Henri Matisse, La Tristesse du roi, 1952, papiers gouachés, découpés, marouflés sur toile, 292 × 386 cm, Centre Pompidou, Paris © Succession H. Matisse
Focus sur l'œuvre
Réalisée en 1952 dans la chambre-atelier de l'hôtel Régina, La Tristesse du roi est l'ultime autoportrait de Matisse. Mesurant 292 × 386 cm, cette composition monumentale en gouache découpée place au centre une grande forme noire évoquant la silhouette de l'artiste assis dans son fauteuil, entouré des plaisirs qui ont nourri sa vie entière.
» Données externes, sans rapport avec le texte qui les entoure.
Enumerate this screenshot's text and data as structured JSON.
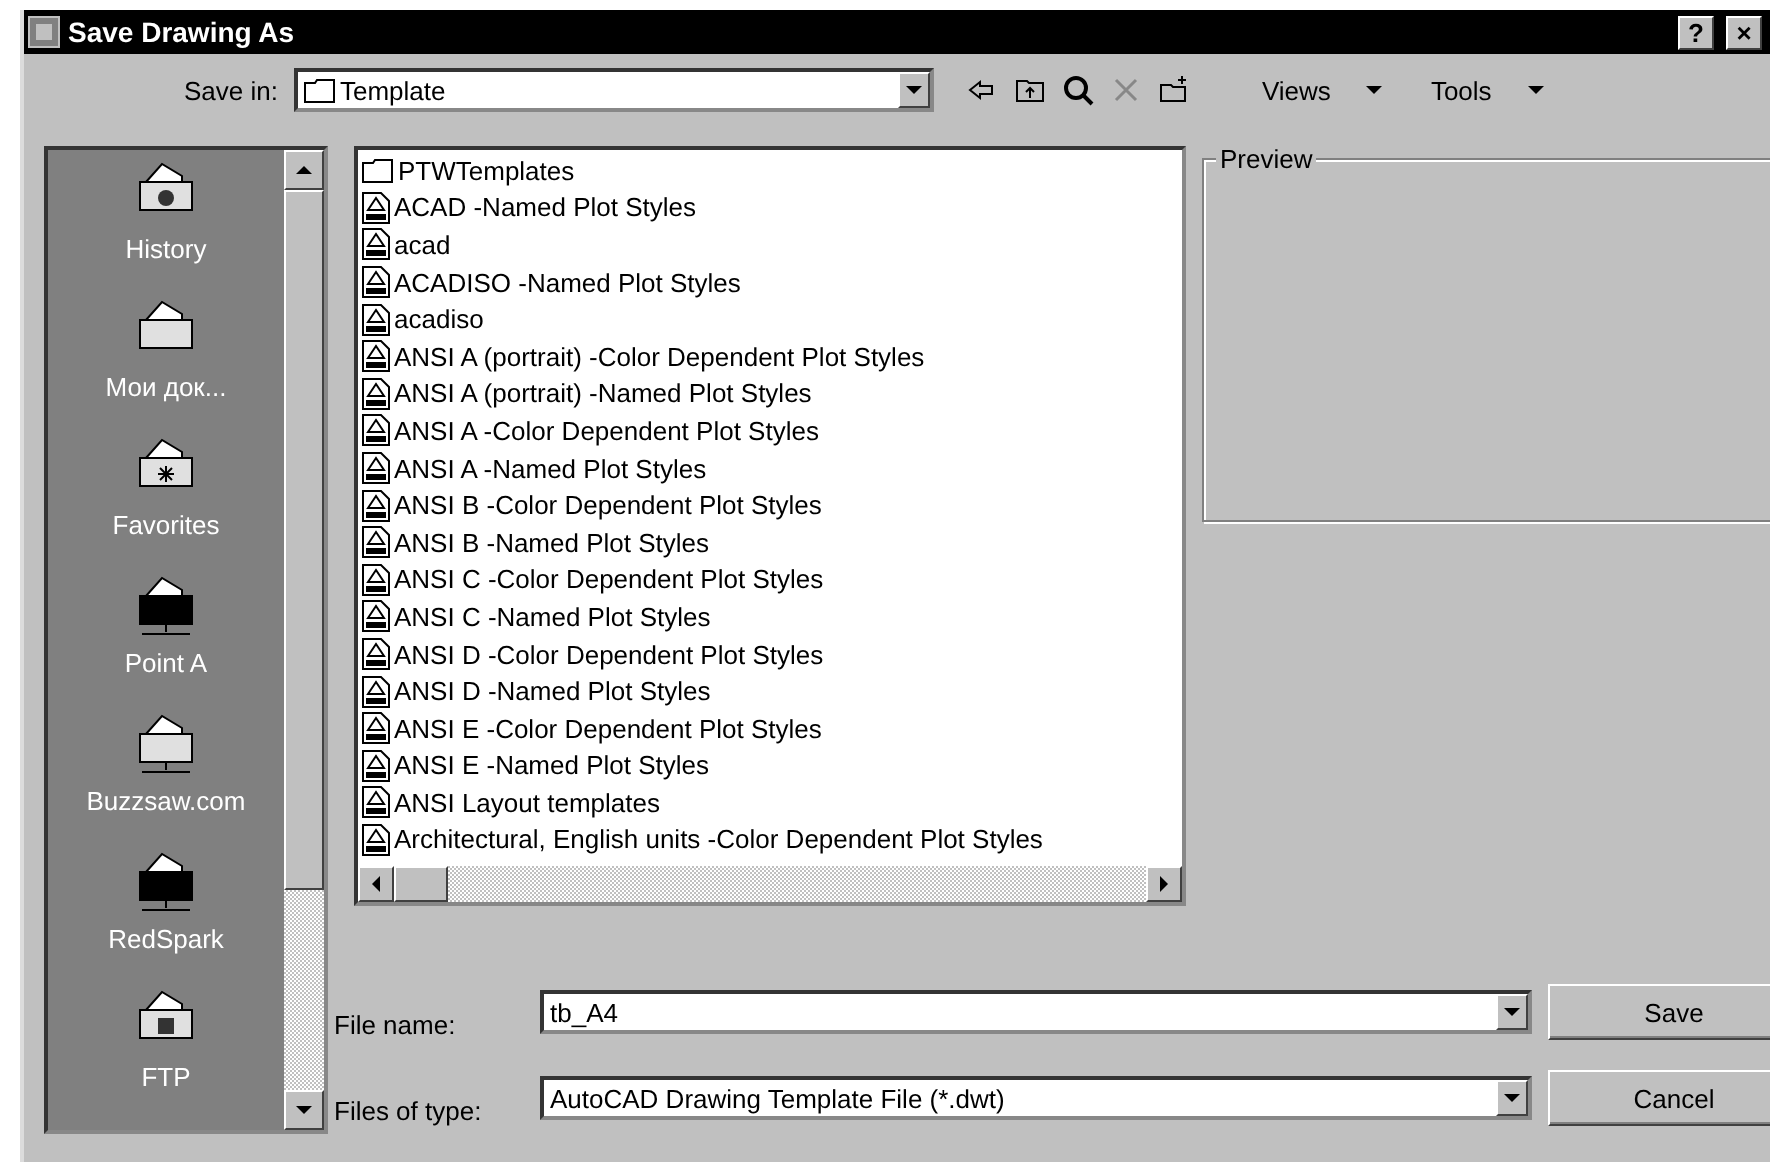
{
  "window": {
    "title": "Save Drawing As",
    "buttons": [
      "?",
      "×"
    ]
  },
  "toolbar": {
    "save_in_label": "Save in:",
    "save_in_value": "Template",
    "views": "Views",
    "tools": "Tools"
  },
  "places": [
    {
      "label": "History",
      "kind": "history"
    },
    {
      "label": "Мои док...",
      "kind": "documents"
    },
    {
      "label": "Favorites",
      "kind": "favorites"
    },
    {
      "label": "Point A",
      "kind": "network-dark"
    },
    {
      "label": "Buzzsaw.com",
      "kind": "network"
    },
    {
      "label": "RedSpark",
      "kind": "network-dark"
    },
    {
      "label": "FTP",
      "kind": "ftp"
    }
  ],
  "files": [
    {
      "name": "PTWTemplates",
      "kind": "folder"
    },
    {
      "name": "ACAD -Named Plot Styles",
      "kind": "template"
    },
    {
      "name": "acad",
      "kind": "template"
    },
    {
      "name": "ACADISO -Named Plot Styles",
      "kind": "template"
    },
    {
      "name": "acadiso",
      "kind": "template"
    },
    {
      "name": "ANSI A (portrait) -Color Dependent Plot Styles",
      "kind": "template"
    },
    {
      "name": "ANSI A (portrait) -Named Plot Styles",
      "kind": "template"
    },
    {
      "name": "ANSI A -Color Dependent Plot Styles",
      "kind": "template"
    },
    {
      "name": "ANSI A -Named Plot Styles",
      "kind": "template"
    },
    {
      "name": "ANSI B -Color Dependent Plot Styles",
      "kind": "template"
    },
    {
      "name": "ANSI B -Named Plot Styles",
      "kind": "template"
    },
    {
      "name": "ANSI C -Color Dependent Plot Styles",
      "kind": "template"
    },
    {
      "name": "ANSI C -Named Plot Styles",
      "kind": "template"
    },
    {
      "name": "ANSI D -Color Dependent Plot Styles",
      "kind": "template"
    },
    {
      "name": "ANSI D -Named Plot Styles",
      "kind": "template"
    },
    {
      "name": "ANSI E -Color Dependent Plot Styles",
      "kind": "template"
    },
    {
      "name": "ANSI E -Named Plot Styles",
      "kind": "template"
    },
    {
      "name": "ANSI Layout templates",
      "kind": "template"
    },
    {
      "name": "Architectural, English units -Color Dependent Plot Styles",
      "kind": "template"
    }
  ],
  "preview": {
    "label": "Preview"
  },
  "file_name": {
    "label": "File name:",
    "value": "tb_A4"
  },
  "file_type": {
    "label": "Files of type:",
    "value": "AutoCAD Drawing Template File (*.dwt)"
  },
  "buttons": [
    "Save",
    "Cancel"
  ]
}
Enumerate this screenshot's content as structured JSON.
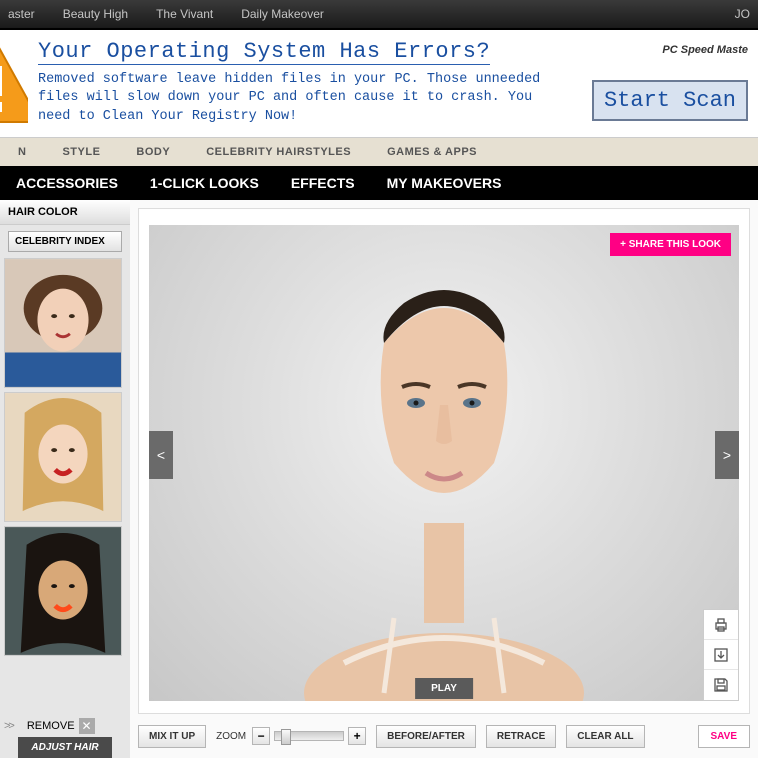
{
  "topbar": {
    "links": [
      "aster",
      "Beauty High",
      "The Vivant",
      "Daily Makeover"
    ],
    "right": "JO"
  },
  "ad": {
    "title": "Your Operating System Has Errors?",
    "body": "Removed software leave hidden files in your PC. Those unneeded files will slow down your PC and often cause it to crash. You need to Clean Your Registry Now!",
    "brand": "PC Speed Maste",
    "button": "Start Scan"
  },
  "nav1": [
    "N",
    "STYLE",
    "BODY",
    "CELEBRITY HAIRSTYLES",
    "GAMES & APPS"
  ],
  "nav2": [
    "ACCESSORIES",
    "1-CLICK LOOKS",
    "EFFECTS",
    "MY MAKEOVERS"
  ],
  "sidebar": {
    "title": "HAIR COLOR",
    "celeb_button": "CELEBRITY INDEX",
    "remove": {
      "arrows": ">>",
      "label": "REMOVE"
    },
    "adjust": "ADJUST HAIR"
  },
  "canvas": {
    "share": "+ SHARE THIS LOOK",
    "prev": "<",
    "next": ">",
    "play": "PLAY"
  },
  "toolbar": {
    "mix": "MIX IT UP",
    "zoom": "ZOOM",
    "before": "BEFORE/AFTER",
    "retrace": "RETRACE",
    "clear": "CLEAR ALL",
    "save": "SAVE"
  }
}
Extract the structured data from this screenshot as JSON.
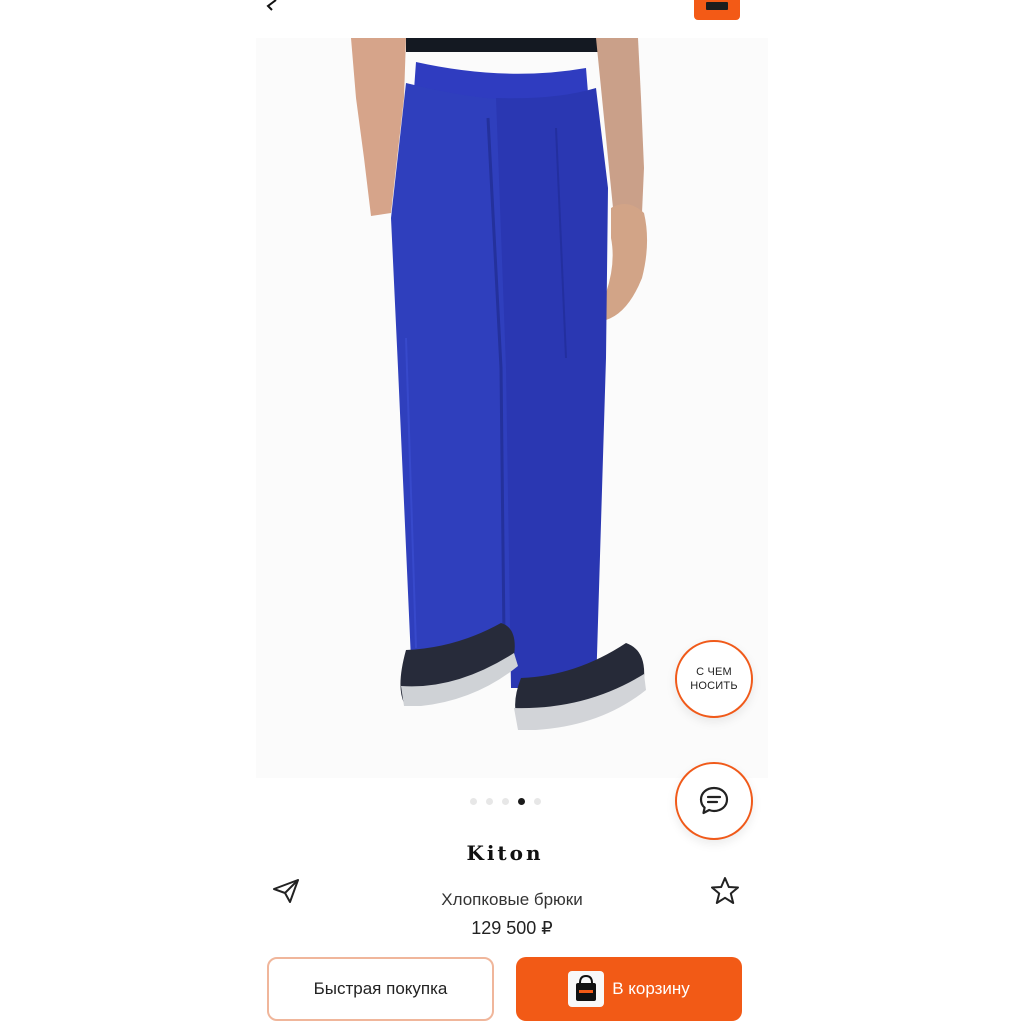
{
  "header": {
    "back_icon": "chevron-left-icon",
    "cart_icon": "cart-icon"
  },
  "gallery": {
    "image_description": "product-photo",
    "slide_count": 5,
    "active_slide": 4
  },
  "fabs": {
    "wear_with_label_line1": "С ЧЕМ",
    "wear_with_label_line2": "НОСИТЬ",
    "chat_icon": "chat-icon"
  },
  "product": {
    "brand": "Kiton",
    "name": "Хлопковые брюки",
    "price": "129 500 ₽"
  },
  "actions": {
    "quick_buy": "Быстрая покупка",
    "add_to_cart": "В корзину",
    "share_icon": "send-icon",
    "favorite_icon": "star-icon"
  },
  "colors": {
    "accent": "#f25a16",
    "trousers": "#2d3fb7"
  }
}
La référence au David jouant de la harpe devant Saül de Rembrandt est explicite : comme le jeune héros biblique tentait d'apaiser la mélancolie du roi par la musique, Matisse convoque ici ses propres consolations – la danse, incarnée par une figure féminine ondulante, l'Orient, symbolisé par une odalisque verte, et la musique, suggérée par des pétales jaunes qui s'envolent comme des notes joyeuses. Cette œuvre condense l'ensemble des thèmes matissiens en un adieu lumineux qui préfère la gratitude à la nostalgie.
Le parcours dévoile également les séries Thèmes et Variations, publiées avec une préface du poète et résistant Louis Aragon, ainsi que les principaux éléments du programme décoratif de la chapelle du Rosaire à Vence – panneaux de céramique, vitraux conçus autour du motif de l'Arbre de Vie, chasubles liturgiques – que Matisse considérait comme l'aboutissement de toute sa recherche. En point d'orgue, les panneaux monumentaux La Gerbe, Les Acanthes, L'Escargot et Mémoire d'Océanie déploient une présence végétale et organique à grande échelle. Exceptionnellement réunies, les grandes figures en gouache découpée – Zulma, Danseuse créole et la série complète des quatre Nus bleus – culminent dans une simplicité monumentale où la couleur seule porte l'émotion.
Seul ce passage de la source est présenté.